3. The Succession to the Crown Act 2013: A Modern Shift:

The turning point in the royal succession narrative comes in the form of the Succession to the Crown Act 2013. This legislative milestone marks a departure from centuries-old norms by dismantling the gender biases entrenched in the system. With absolute primogeniture now in play, the eldest child, whether a prince or a princess, takes centre stage. The Act is a testament to the monarchy's adaptability, aligning itself with contemporary principles of equality and fairness.


4. Direct Descendants and Extended Family:

Navigating the family tree of the British monarchy reveals a dynamic interplay of direct descendants and extended family members. The direct line includes children, grandchildren, and great-grandchildren, forming the core branch of the royal genealogy.
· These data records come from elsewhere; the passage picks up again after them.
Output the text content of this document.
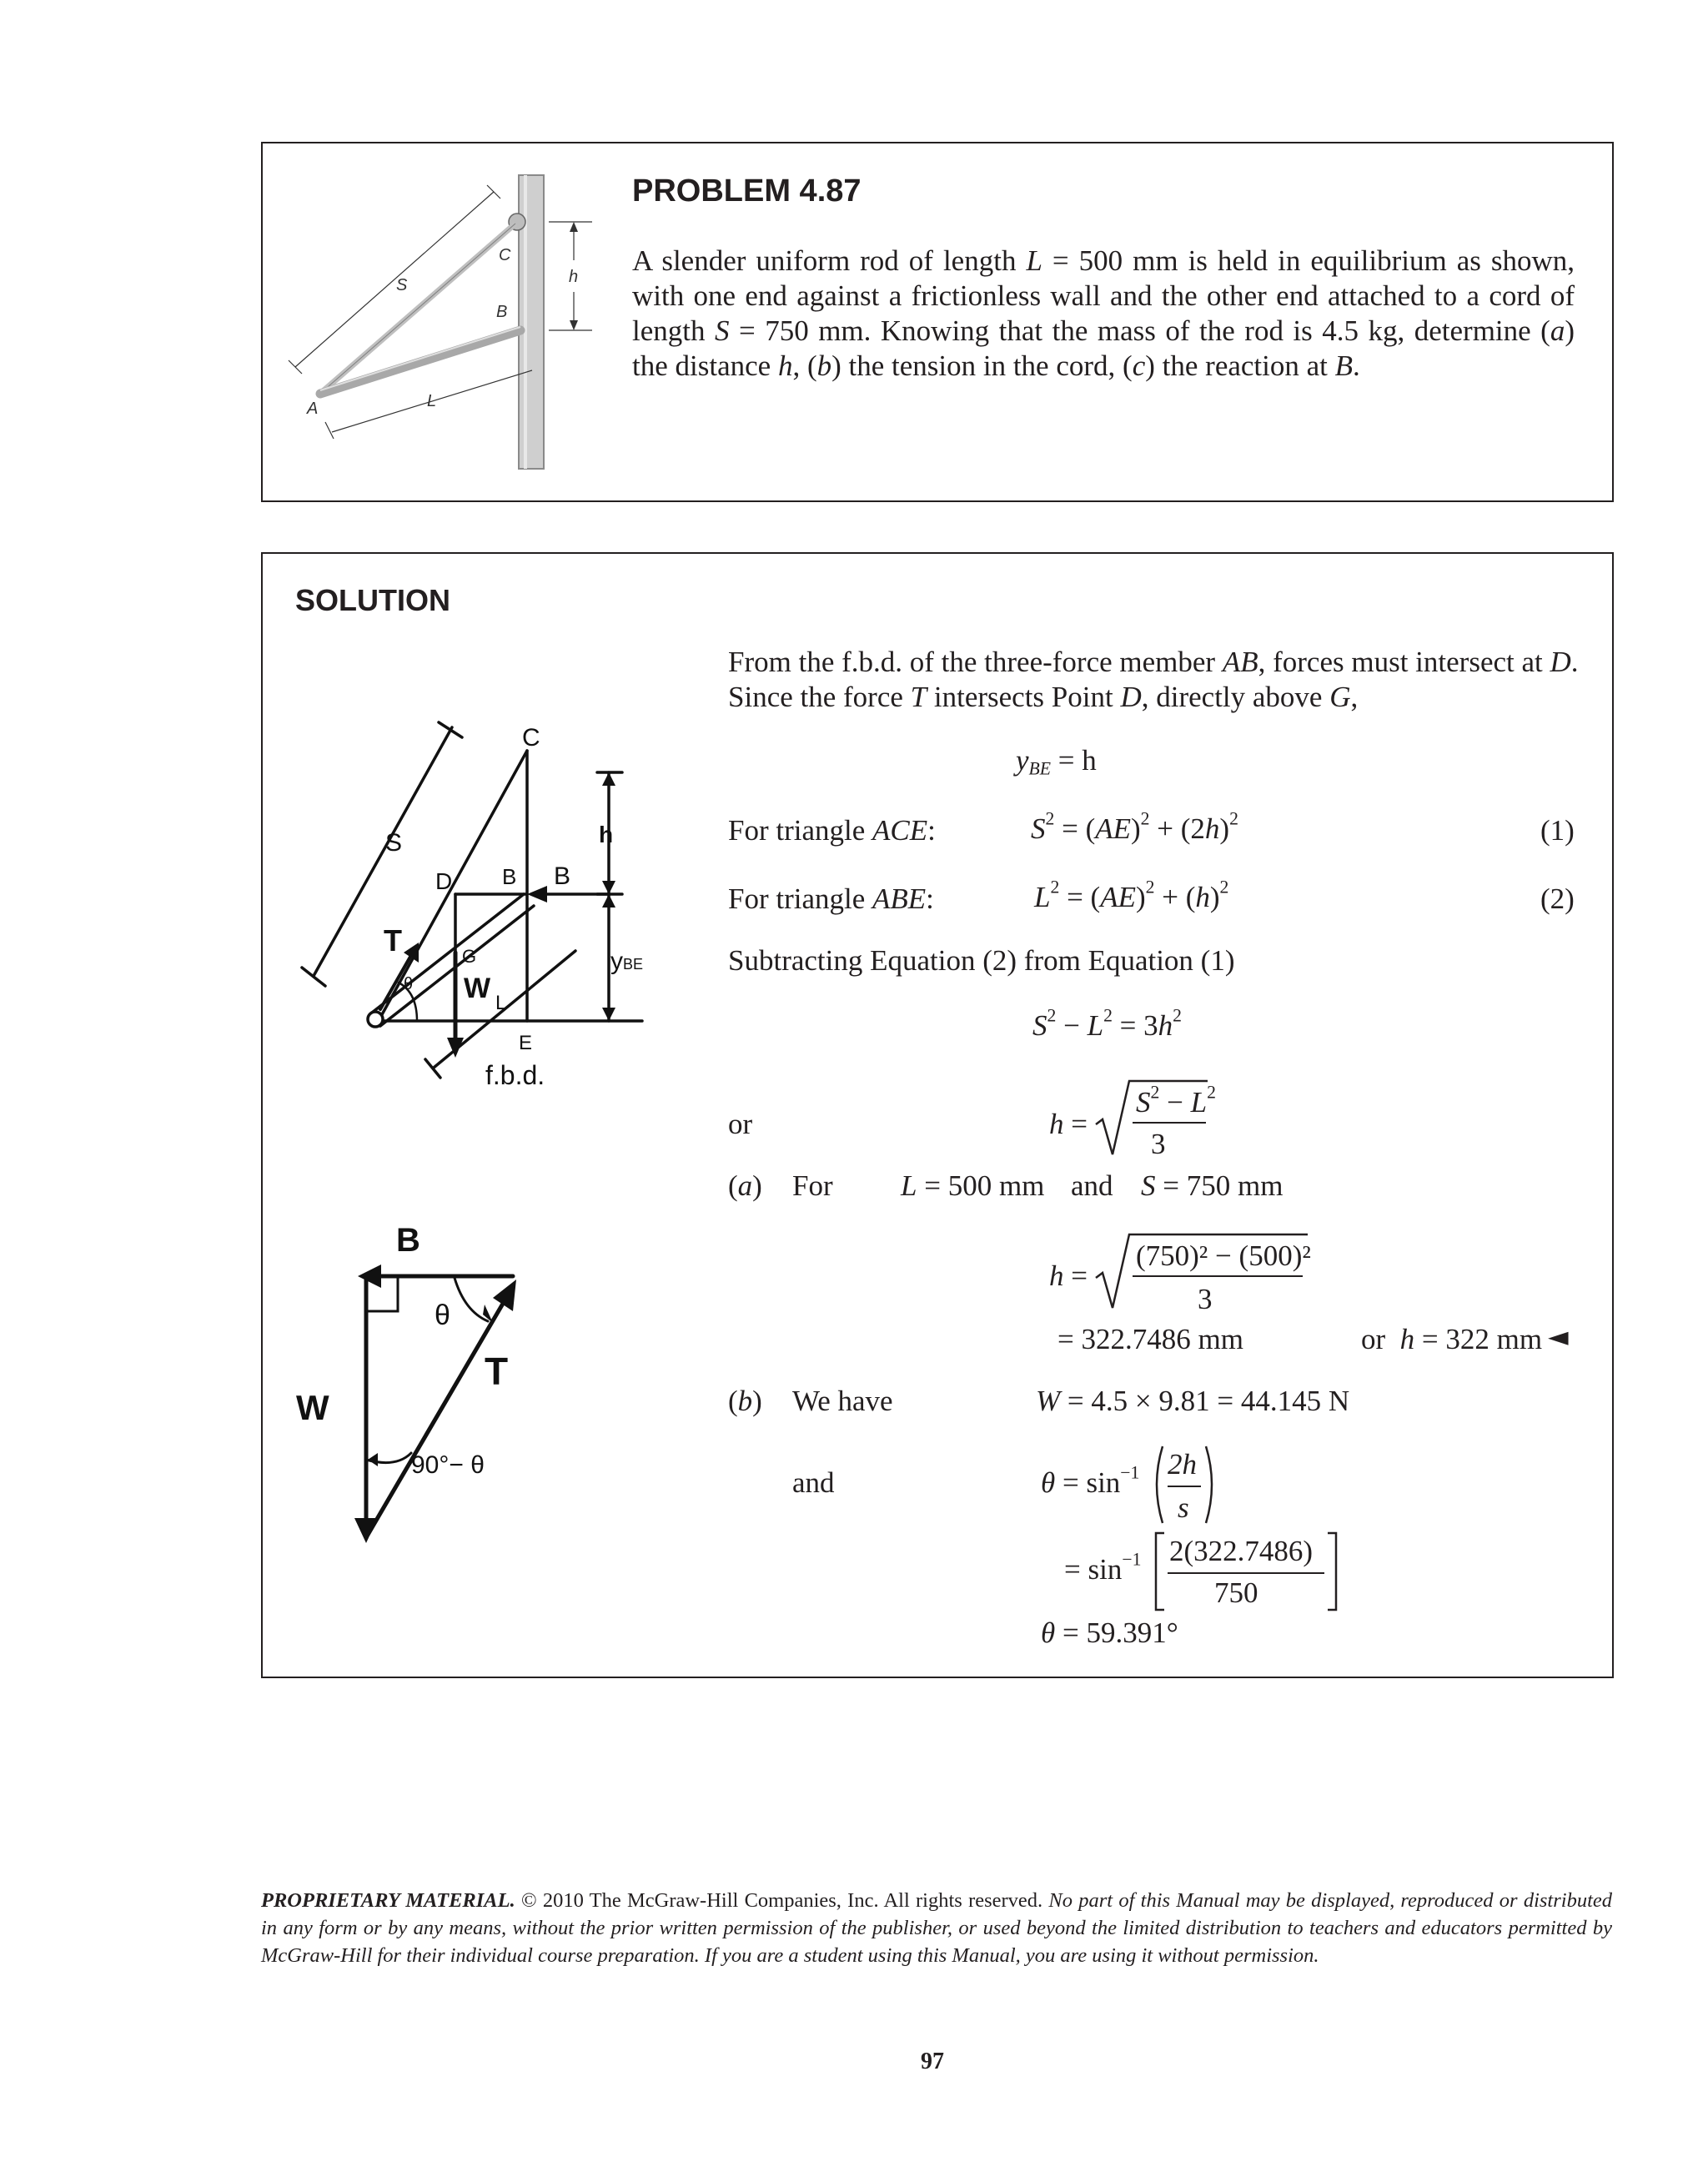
S
L
h
C
B
A
PROBLEM 4.87
A slender uniform rod of length L = 500 mm is held in equilibrium as shown, with one end against a frictionless wall and the other end attached to a cord of length S = 750 mm. Knowing that the mass of the rod is 4.5 kg, determine (a) the distance h, (b) the tension in the cord, (c) the reaction at B.
SOLUTION
C
S	h
D B B
T	G
W
θ
L
yBE
E
f.b.d.
B
θ
T
W
90°− θ
From the f.b.d. of the three-force member AB, forces must intersect at D.
Since the force T intersects Point D, directly above G,
$y_{BE} = h$
For triangle ACE:	$S^2 = (AE)^2 + (2h)^2$	(1)
For triangle ABE:	$L^2 = (AE)^2 + (h)^2$	(2)
Subtracting Equation (2) from Equation (1)
$S^2 - L^2 = 3h^2$
or	h =
$S^2 - L^2$
3
(a) For L = 500 mm and S = 750 mm
h =
(750)² − (500)²
3
= 322.7486 mm	or  h = 322 mm ◄
(b) We have	W = 4.5 × 9.81 = 44.145 N
and	$\theta = \sin^{-1} 2h$
s
= $\sin^{-1} 2(322.7486)$
750
θ = 59.391°
PROPRIETARY MATERIAL. © 2010 The McGraw-Hill Companies, Inc. All rights reserved. No part of this Manual may be displayed, reproduced or distributed in any form or by any means, without the prior written permission of the publisher, or used beyond the limited distribution to teachers and educators permitted by McGraw-Hill for their individual course preparation. If you are a student using this Manual, you are using it without permission.
97
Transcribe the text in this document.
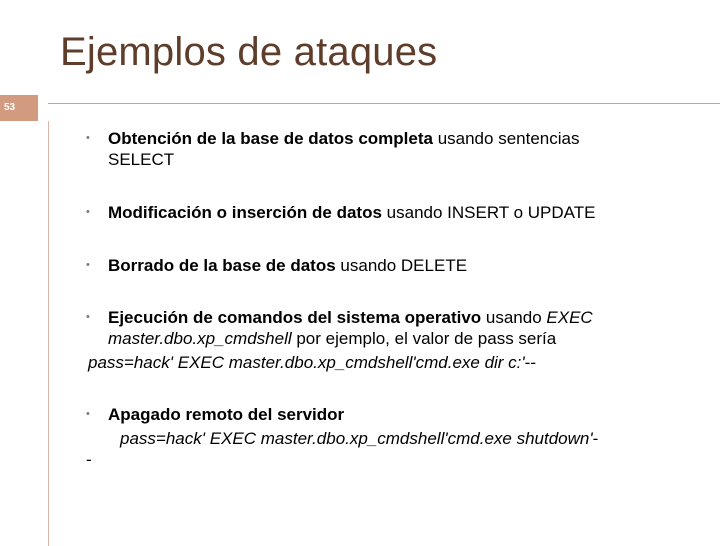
Ejemplos de ataques
53
• Obtención de la base de datos completa usando sentencias
SELECT
• Modificación o inserción de datos usando INSERT o UPDATE
• Borrado de la base de datos usando DELETE
• Ejecución de comandos del sistema operativo usando EXEC
master.dbo.xp_cmdshell por ejemplo, el valor de pass sería
pass=hack' EXEC master.dbo.xp_cmdshell'cmd.exe dir c:'--
• Apagado remoto del servidor
pass=hack' EXEC master.dbo.xp_cmdshell'cmd.exe shutdown'-
-
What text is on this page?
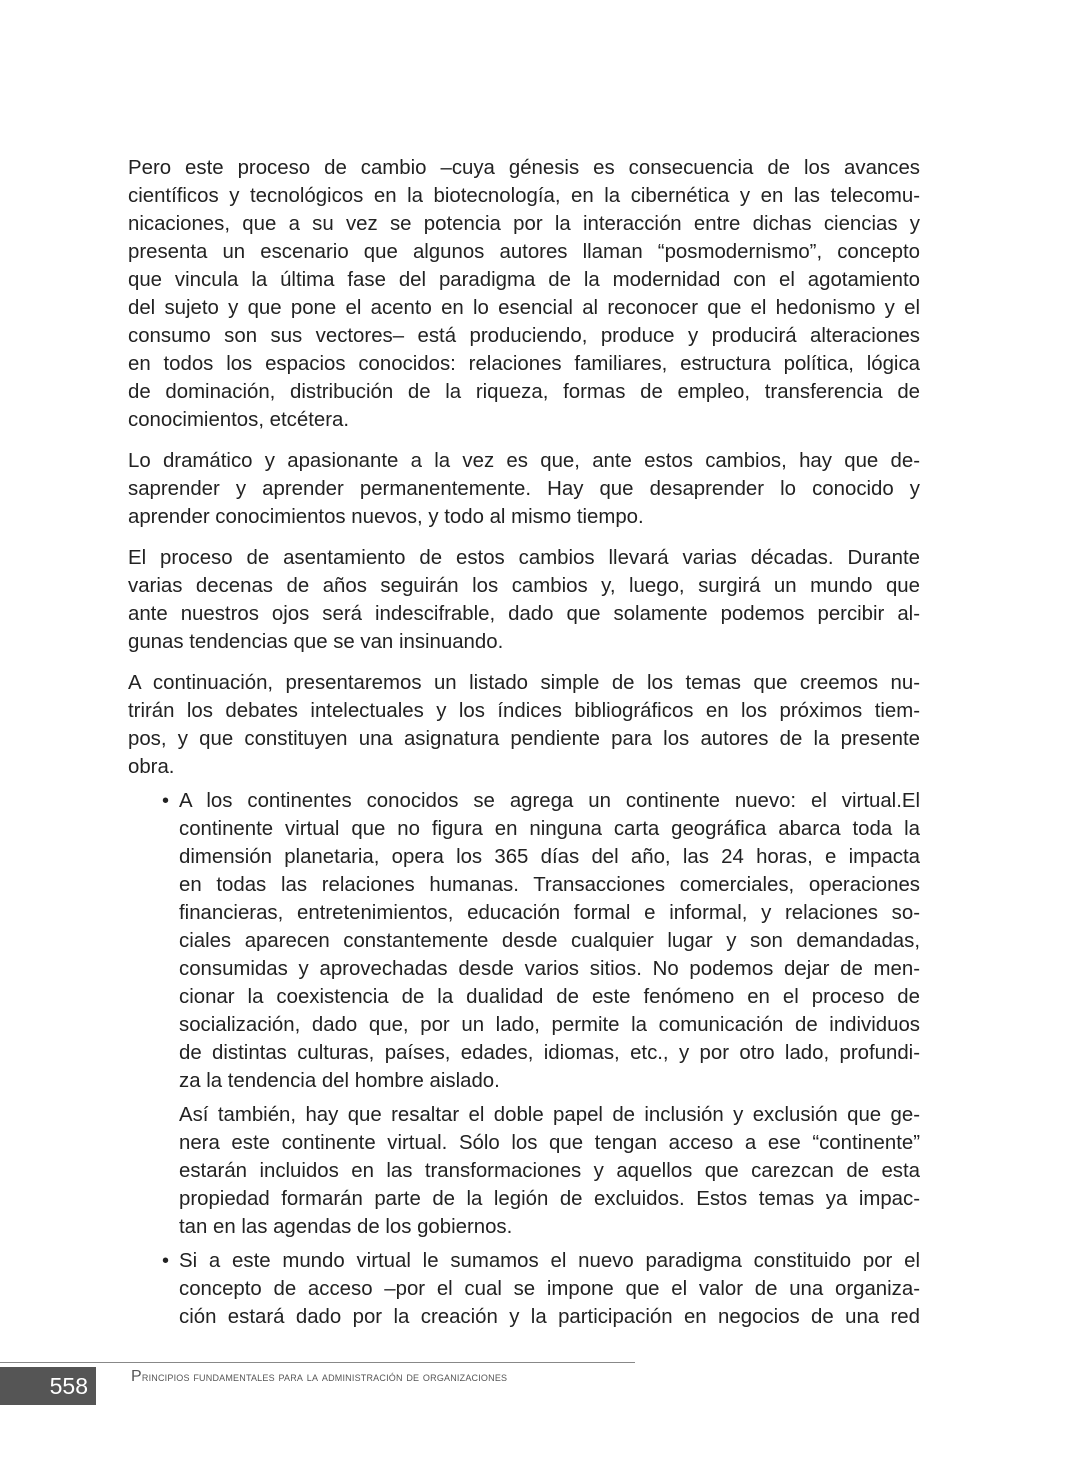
Pero este proceso de cambio –cuya génesis es consecuencia de los avances
científicos y tecnológicos en la biotecnología, en la cibernética y en las telecomu-
nicaciones, que a su vez se potencia por la interacción entre dichas ciencias y
presenta un escenario que algunos autores llaman “posmodernismo”, concepto
que vincula la última fase del paradigma de la modernidad con el agotamiento
del sujeto y que pone el acento en lo esencial al reconocer que el hedonismo y el
consumo son sus vectores– está produciendo, produce y producirá alteraciones
en todos los espacios conocidos: relaciones familiares, estructura política, lógica
de dominación, distribución de la riqueza, formas de empleo, transferencia de
conocimientos, etcétera.
Lo dramático y apasionante a la vez es que, ante estos cambios, hay que de-
saprender y aprender permanentemente. Hay que desaprender lo conocido y
aprender conocimientos nuevos, y todo al mismo tiempo.
El proceso de asentamiento de estos cambios llevará varias décadas. Durante
varias decenas de años seguirán los cambios y, luego, surgirá un mundo que
ante nuestros ojos será indescifrable, dado que solamente podemos percibir al-
gunas tendencias que se van insinuando.
A continuación, presentaremos un listado simple de los temas que creemos nu-
trirán los debates intelectuales y los índices bibliográficos en los próximos tiem-
pos, y que constituyen una asignatura pendiente para los autores de la presente
obra.
• A los continentes conocidos se agrega un continente nuevo: el virtual.El
continente virtual que no figura en ninguna carta geográfica abarca toda la
dimensión planetaria, opera los 365 días del año, las 24 horas, e impacta
en todas las relaciones humanas. Transacciones comerciales, operaciones
financieras, entretenimientos, educación formal e informal, y relaciones so-
ciales aparecen constantemente desde cualquier lugar y son demandadas,
consumidas y aprovechadas desde varios sitios. No podemos dejar de men-
cionar la coexistencia de la dualidad de este fenómeno en el proceso de
socialización, dado que, por un lado, permite la comunicación de individuos
de distintas culturas, países, edades, idiomas, etc., y por otro lado, profundi-
za la tendencia del hombre aislado.
Así también, hay que resaltar el doble papel de inclusión y exclusión que ge-
nera este continente virtual. Sólo los que tengan acceso a ese “continente”
estarán incluidos en las transformaciones y aquellos que carezcan de esta
propiedad formarán parte de la legión de excluidos. Estos temas ya impac-
tan en las agendas de los gobiernos.
• Si a este mundo virtual le sumamos el nuevo paradigma constituido por el
concepto de acceso –por el cual se impone que el valor de una organiza-
ción estará dado por la creación y la participación en negocios de una red
558	Principios fundamentales para la administración de organizaciones
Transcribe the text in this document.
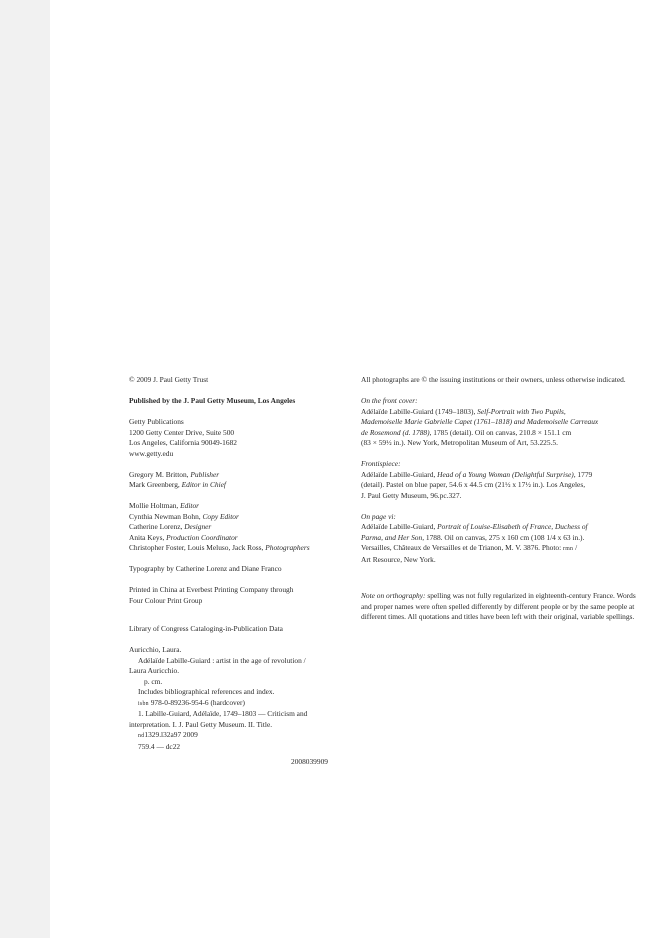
© 2009 J. Paul Getty Trust
Published by the J. Paul Getty Museum, Los Angeles
Getty Publications
1200 Getty Center Drive, Suite 500
Los Angeles, California 90049-1682
www.getty.edu
Gregory M. Britton, Publisher
Mark Greenberg, Editor in Chief
Mollie Holtman, Editor
Cynthia Newman Bohn, Copy Editor
Catherine Lorenz, Designer
Anita Keys, Production Coordinator
Christopher Foster, Louis Meluso, Jack Ross, Photographers
Typography by Catherine Lorenz and Diane Franco
Printed in China at Everbest Printing Company through
Four Colour Print Group
Library of Congress Cataloging-in-Publication Data
Auricchio, Laura.
Adélaïde Labille-Guiard : artist in the age of revolution /
Laura Auricchio.
p. cm.
Includes bibliographical references and index.
isbn 978-0-89236-954-6 (hardcover)
1. Labille-Guiard, Adélaïde, 1749–1803 — Criticism and
interpretation. I. J. Paul Getty Museum. II. Title.
nd1329.l32a97 2009
759.4 — dc22
2008039909
All photographs are © the issuing institutions or their owners, unless otherwise indicated.
On the front cover:
Adélaïde Labille-Guiard (1749–1803), Self-Portrait with Two Pupils,
Mademoiselle Marie Gabrielle Capet (1761–1818) and Mademoiselle Carreaux
de Rosemond (d. 1788), 1785 (detail). Oil on canvas, 210.8 × 151.1 cm
(83 × 59½ in.). New York, Metropolitan Museum of Art, 53.225.5.
Frontispiece:
Adélaïde Labille-Guiard, Head of a Young Woman (Delightful Surprise), 1779
(detail). Pastel on blue paper, 54.6 x 44.5 cm (21½ x 17½ in.). Los Angeles,
J. Paul Getty Museum, 96.pc.327.
On page vi:
Adélaïde Labille-Guiard, Portrait of Louise-Elisabeth of France, Duchess of
Parma, and Her Son, 1788. Oil on canvas, 275 x 160 cm (108 1/4 x 63 in.).
Versailles, Châteaux de Versailles et de Trianon, M. V. 3876. Photo: rmn /
Art Resource, New York.
Note on orthography: spelling was not fully regularized in eighteenth-century France. Words and proper names were often spelled differently by different people or by the same people at different times. All quotations and titles have been left with their original, variable spellings.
Beyond this direct line, siblings of the reigning monarch and their descendants add complexity to the succession hierarchy. This intricate web of familial connections ensures a robust and comprehensive order of succession, balancing direct lineage with broader family ties.


5. Marriage and Religion: Legal Changes in the Succession Rules:

In the realm of royal marriages, the Succession to the Crown Act 2013 introduces significant shifts. Previously, marriage required the monarch's approval, and marrying a Catholic could alter one's position in the line of succession. The Act, however, liberates royal hearts, allowing love to blossom without the need for regal consent. It also eliminates the disqualification for marrying a Catholic, emphasizing personal choice over religious affiliations in matters of the heart.


6. Parliamentary Approval and Constitutional Dynamics:

Behind the scenes of royal succession, the political stage takes centre focus. Any substantial changes to the rules of succession demand the scrutiny and approval of the United Kingdom's Parliament. This democratic safeguard ensures that alterations to the constitutional framework of the monarchy are subject to thorough debate and democratic approval. It adds a layer of checks and balances, highlighting the intersection of tradition and modern governance within the royal framework.



As we navigate the twists and turns of the British royal succession, it's clear that the monarchy is a dynamic institution, blending tradition with the demands of the times. With King Charles's health in the spotlight, the question of succession takes on a new relevance. The journey from primogeniture to absolute primogeniture tells a tale of adaptation, progress, and a monarchy evolving to reflect the values of the world it serves. So, join me as we uncover the secrets and stories behind the regal path that winds through the heart of the British monarchy.